Forse

(Rogo, prigione; fiamme, catene; carbone, recinti; vivere, “vivere”)

Darsi alle fiamme o cullarsi in una maglia di ferro che lacera. Convenzione o anarchia. Forse sanguinare, forse bruciare, forse non scegliere: vegetare in un ibrido di sofferenze dell’una e dell’altra natura. È l’“equilibrio”: il più crudele tra i predatori

Finalmente si era deciso; la solida roccia che gli aveva offerto sostegno era ormai sempre più lontana; il baratro che aveva scelto di abbracciare era finalmente amico e sul suo fondo, abbagliante, vi era un cuore di fuoco che pulsava come fosse vivo; come fosse in festa nell’attesa di accoglierlo.
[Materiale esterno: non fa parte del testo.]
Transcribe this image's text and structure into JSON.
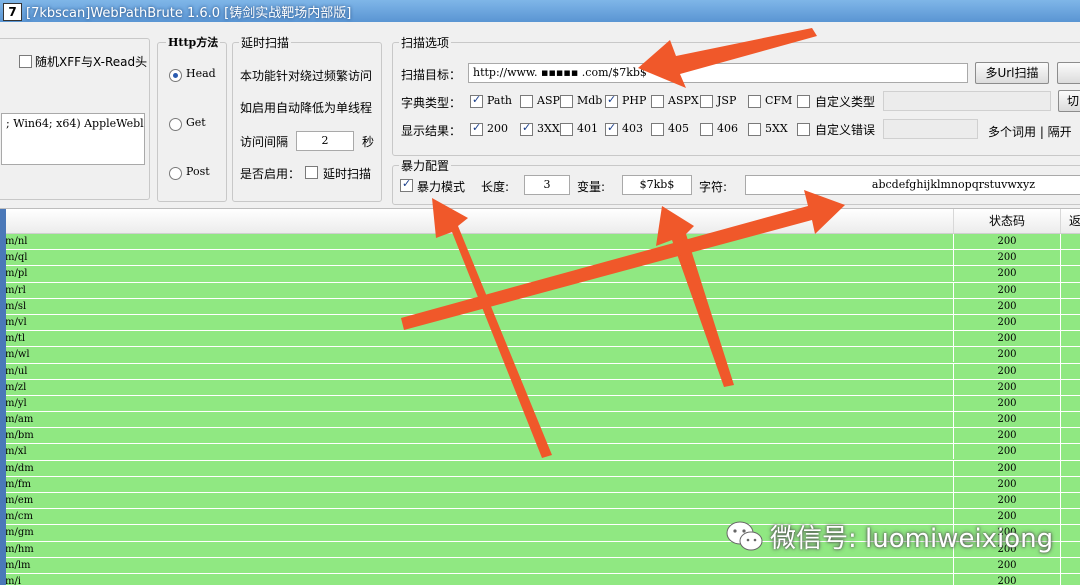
{
  "window": {
    "app_icon": "7",
    "title": "[7kbscan]WebPathBrute 1.6.0 [铸剑实战靶场内部版]"
  },
  "left_panel": {
    "random_xff_label": "随机XFF与X-Read头",
    "random_xff_checked": false,
    "ua_text": "; Win64; x64) AppleWebl"
  },
  "http_method": {
    "title": "Http方法",
    "options": [
      {
        "label": "Head",
        "selected": true
      },
      {
        "label": "Get",
        "selected": false
      },
      {
        "label": "Post",
        "selected": false
      }
    ]
  },
  "delay_scan": {
    "title": "延时扫描",
    "desc_line1": "本功能针对绕过频繁访问",
    "desc_line2": "如启用自动降低为单线程",
    "interval_label": "访问间隔",
    "interval_value": "2",
    "interval_unit": "秒",
    "enable_label": "是否启用：",
    "enable_checkbox_label": "延时扫描",
    "enabled": false
  },
  "scan_options": {
    "title": "扫描选项",
    "target_label": "扫描目标：",
    "target_value": "http://www.    ▪▪▪▪▪ .com/$7kb$",
    "multi_url_button": "多Url扫描",
    "dict_type_label": "字典类型：",
    "dict_types": [
      {
        "label": "Path",
        "checked": true
      },
      {
        "label": "ASP",
        "checked": false
      },
      {
        "label": "Mdb",
        "checked": false
      },
      {
        "label": "PHP",
        "checked": true
      },
      {
        "label": "ASPX",
        "checked": false
      },
      {
        "label": "JSP",
        "checked": false
      },
      {
        "label": "CFM",
        "checked": false
      }
    ],
    "custom_type_label": "自定义类型",
    "custom_type_checked": false,
    "switch_button": "切",
    "show_results_label": "显示结果：",
    "show_results": [
      {
        "label": "200",
        "checked": true
      },
      {
        "label": "3XX",
        "checked": true
      },
      {
        "label": "401",
        "checked": false
      },
      {
        "label": "403",
        "checked": true
      },
      {
        "label": "405",
        "checked": false
      },
      {
        "label": "406",
        "checked": false
      },
      {
        "label": "5XX",
        "checked": false
      }
    ],
    "custom_error_label": "自定义错误",
    "custom_error_checked": false,
    "multi_word_hint": "多个词用 | 隔开"
  },
  "brute_config": {
    "title": "暴力配置",
    "mode_label": "暴力模式",
    "mode_checked": true,
    "length_label": "长度:",
    "length_value": "3",
    "variable_label": "变量:",
    "variable_value": "$7kb$",
    "charset_label": "字符:",
    "charset_value": "abcdefghijklmnopqrstuvwxyz"
  },
  "results_table": {
    "columns": [
      "状态码",
      "返"
    ],
    "rows": [
      {
        "path": "m/nl",
        "code": "200"
      },
      {
        "path": "m/ql",
        "code": "200"
      },
      {
        "path": "m/pl",
        "code": "200"
      },
      {
        "path": "m/rl",
        "code": "200"
      },
      {
        "path": "m/sl",
        "code": "200"
      },
      {
        "path": "m/vl",
        "code": "200"
      },
      {
        "path": "m/tl",
        "code": "200"
      },
      {
        "path": "m/wl",
        "code": "200"
      },
      {
        "path": "m/ul",
        "code": "200"
      },
      {
        "path": "m/zl",
        "code": "200"
      },
      {
        "path": "m/yl",
        "code": "200"
      },
      {
        "path": "m/am",
        "code": "200"
      },
      {
        "path": "m/bm",
        "code": "200"
      },
      {
        "path": "m/xl",
        "code": "200"
      },
      {
        "path": "m/dm",
        "code": "200"
      },
      {
        "path": "m/fm",
        "code": "200"
      },
      {
        "path": "m/em",
        "code": "200"
      },
      {
        "path": "m/cm",
        "code": "200"
      },
      {
        "path": "m/gm",
        "code": "200"
      },
      {
        "path": "m/hm",
        "code": "200"
      },
      {
        "path": "m/lm",
        "code": "200"
      },
      {
        "path": "m/i",
        "code": "200"
      }
    ]
  },
  "watermark": {
    "text": "微信号: luomiweixiong"
  },
  "colors": {
    "row_green": "#90e882",
    "arrow_red": "#f0582a",
    "title_blue": "#5a95d3"
  }
}
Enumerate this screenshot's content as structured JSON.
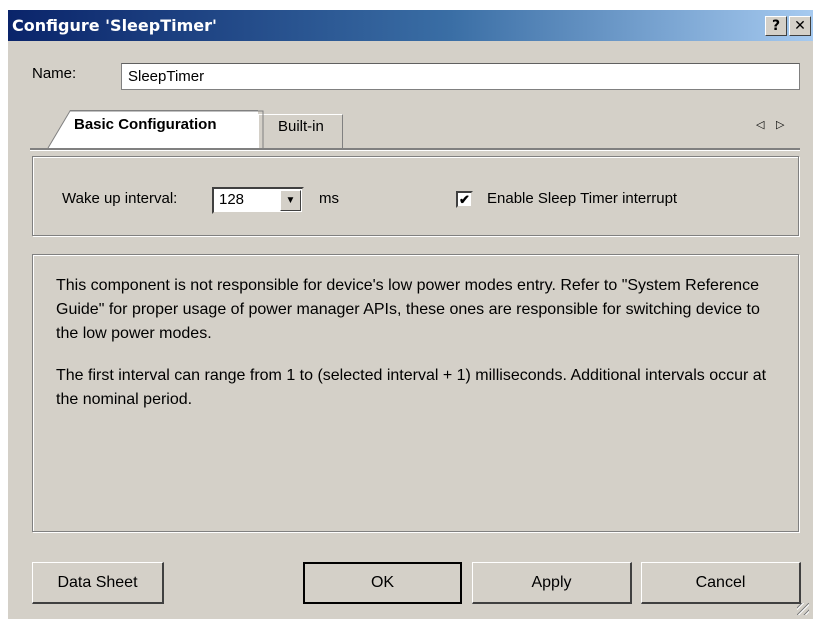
{
  "window": {
    "title": "Configure 'SleepTimer'",
    "help_button": "?",
    "close_button": "✕"
  },
  "name_field": {
    "label": "Name:",
    "value": "SleepTimer"
  },
  "tabs": [
    {
      "label": "Basic Configuration",
      "active": true
    },
    {
      "label": "Built-in",
      "active": false
    }
  ],
  "tab_scroll": {
    "left": "◁",
    "right": "▷"
  },
  "config": {
    "wake_label": "Wake up interval:",
    "wake_value": "128",
    "wake_unit": "ms",
    "interrupt_label": "Enable Sleep Timer interrupt",
    "interrupt_checked": true,
    "check_glyph": "✔"
  },
  "description": [
    "This component is not responsible for device's low power modes entry. Refer to \"System Reference Guide\" for proper usage of power manager APIs, these ones are responsible for switching device to the low power modes.",
    "The first interval can range from 1 to (selected interval + 1) milliseconds. Additional intervals occur at the nominal period."
  ],
  "buttons": {
    "datasheet": "Data Sheet",
    "ok": "OK",
    "apply": "Apply",
    "cancel": "Cancel"
  },
  "colors": {
    "titlebar_start": "#0a246a",
    "titlebar_end": "#a6caf0",
    "dialog_bg": "#d4d0c8"
  }
}
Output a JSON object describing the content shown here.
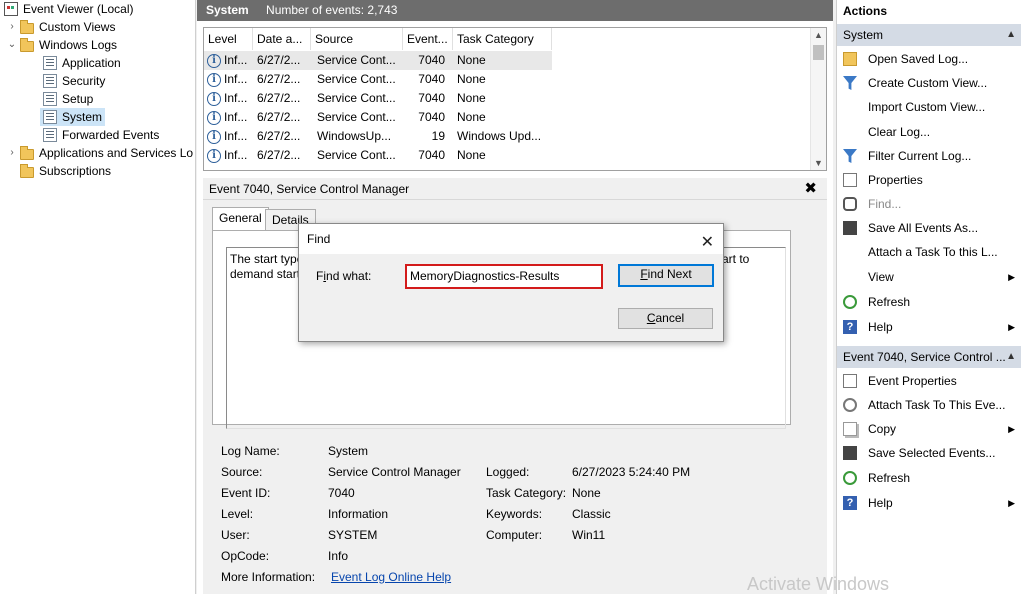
{
  "tree": {
    "root": "Event Viewer (Local)",
    "custom_views": "Custom Views",
    "windows_logs": "Windows Logs",
    "logs": [
      "Application",
      "Security",
      "Setup",
      "System",
      "Forwarded Events"
    ],
    "apps_services": "Applications and Services Lo",
    "subscriptions": "Subscriptions"
  },
  "center": {
    "log_name": "System",
    "count_text": "Number of events: 2,743",
    "columns": [
      "Level",
      "Date a...",
      "Source",
      "Event...",
      "Task Category"
    ],
    "rows": [
      {
        "level": "Inf...",
        "date": "6/27/2...",
        "source": "Service Cont...",
        "event": "7040",
        "category": "None"
      },
      {
        "level": "Inf...",
        "date": "6/27/2...",
        "source": "Service Cont...",
        "event": "7040",
        "category": "None"
      },
      {
        "level": "Inf...",
        "date": "6/27/2...",
        "source": "Service Cont...",
        "event": "7040",
        "category": "None"
      },
      {
        "level": "Inf...",
        "date": "6/27/2...",
        "source": "Service Cont...",
        "event": "7040",
        "category": "None"
      },
      {
        "level": "Inf...",
        "date": "6/27/2...",
        "source": "WindowsUp...",
        "event": "19",
        "category": "Windows Upd..."
      },
      {
        "level": "Inf...",
        "date": "6/27/2...",
        "source": "Service Cont...",
        "event": "7040",
        "category": "None"
      }
    ]
  },
  "detail": {
    "title": "Event 7040, Service Control Manager",
    "tabs": [
      "General",
      "Details"
    ],
    "desc_line1": "The start type",
    "desc_line1_end": "art to",
    "desc_line2": "demand start",
    "props": {
      "log_name_label": "Log Name:",
      "log_name": "System",
      "source_label": "Source:",
      "source": "Service Control Manager",
      "logged_label": "Logged:",
      "logged": "6/27/2023 5:24:40 PM",
      "event_id_label": "Event ID:",
      "event_id": "7040",
      "task_cat_label": "Task Category:",
      "task_cat": "None",
      "level_label": "Level:",
      "level": "Information",
      "keywords_label": "Keywords:",
      "keywords": "Classic",
      "user_label": "User:",
      "user": "SYSTEM",
      "computer_label": "Computer:",
      "computer": "Win11",
      "opcode_label": "OpCode:",
      "opcode": "Info",
      "more_info_label": "More Information:",
      "more_info_link": "Event Log Online Help"
    }
  },
  "find_dialog": {
    "title": "Find",
    "label": "Find what:",
    "value": "MemoryDiagnostics-Results",
    "find_next": "Find Next",
    "cancel": "Cancel"
  },
  "actions": {
    "title": "Actions",
    "section1": "System",
    "items1": [
      "Open Saved Log...",
      "Create Custom View...",
      "Import Custom View...",
      "Clear Log...",
      "Filter Current Log...",
      "Properties",
      "Find...",
      "Save All Events As...",
      "Attach a Task To this L...",
      "View",
      "Refresh",
      "Help"
    ],
    "section2": "Event 7040, Service Control ...",
    "items2": [
      "Event Properties",
      "Attach Task To This Eve...",
      "Copy",
      "Save Selected Events...",
      "Refresh",
      "Help"
    ]
  },
  "watermark": "Activate Windows",
  "colors": {
    "accent": "#0078d7",
    "highlight_red": "#d31b1b",
    "selection": "#cce4f7",
    "header_gray": "#6d6d6d"
  }
}
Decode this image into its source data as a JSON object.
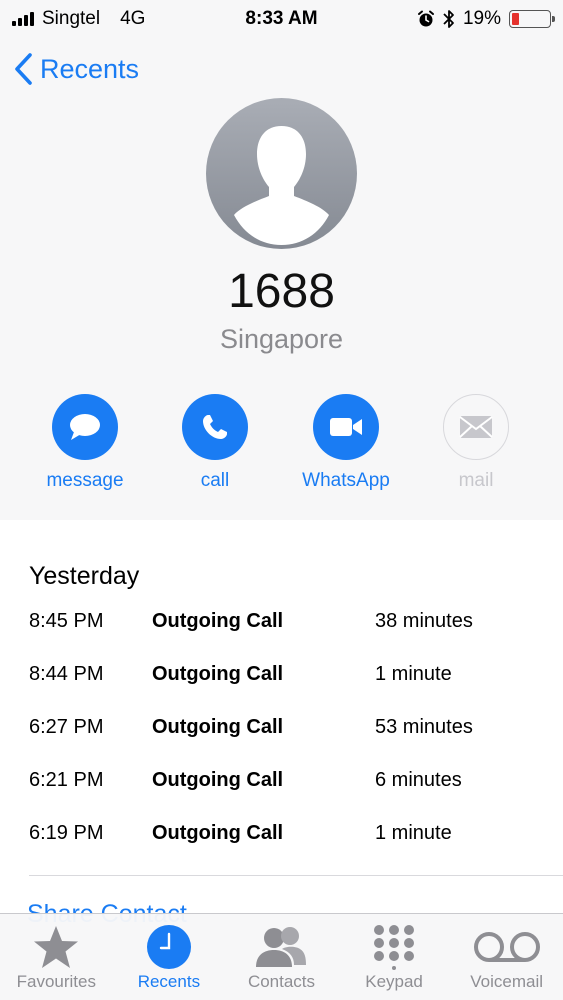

“È così lontano; quasi non lo vedo più. Quello scoglio. Quel dannato e sicuro scoglio”.

“Sicuro”? Aveva forse qualche dubbio adesso? Proprio adesso che sembrava aver scelto? Le lacrime non riuscivano a raccogliersi sugli zigomi, il vento della corsa alla mortale discesa le asciugava via come a voler ricordare che lì non ci sarebbe stato più tempo né modo per rimorsi né ripensamenti.

“Lo sento; sento il suo calore, cazzo quanto brucia! Dovrò abituarmi all’odore della mia carne bruciata per vivere tra le fiamme. E Dio solo sa quanto voglia farlo”.

Subito, un lampo, argenteo, lo affiancò velocissimo; fissato per un capo su quello stesso scoglio, un robusto filo d’acciaio dapprima lo superò, dirigendosi più velocemente di lui verso quel luminoso abisso, iniziò poi a circondarlo e prima una, poi una seconda, poi innumerevoli catene spinate si intrecciarono in una rete poco al di sopra del mare di magma. Le grinfie di quell’acciaio dissiparono tutta la violenza con cui veniva trascinato giù e adesso accoglievano l’impotente e lacerato corpo a pochi centimetri dal fuoco.

“Non di nuovo. NON DI NUOVO!”

Il grido disperato che riecheggiava in quella gola sembrava non essere mosso dal dolore fisico; sembrava non essere mosso da quegli artigli che spremevano a sangue ogni vaso incontrato sul loro percorso; sembrava provenire da viscere ben più profonde dei solchi scavati dal metallo che si faceva strada fino a graffiare le ossa. Fiumi di sangue originavano dagli squarci che martoriavano la tela dei suoi tessuti e le rosse lacrime di ogni ferita cadevano inesorabili verso il fuoco così come un fiume scorre verso il suo mare; eppure non facevano in tempo a staccarsi dal loro letto che già venivano trasformate in vapore dall’eccessiva temperatura: lì non ci sarebbe stato tempo per la pietà né per la compassione.

“Forse non sono ancora pronto. Forse ancora non posso bruciare. Forse preferisco rimanere vivo. Forse, forse, FORSE! Queste catene sono fatte di forse! Aah!”

Ad ogni tentativo di liberarsi, le grigie spine si affondavano sempre più nella carne. La schiena ormai carbonizzata rendeva il morso di quei lacci ancor più feroce. Ormai arso e dissanguato si ritrovò privo di sensi a galleggiare, a vegetare sospeso a mezz’aria; come aveva sempre fatto.

Era la posizione più sadica di tutte: l’equilibrio fra un’immobilizzante, crudele ma sicura rete, sopra una viva, ribelle ma mortale fiamma.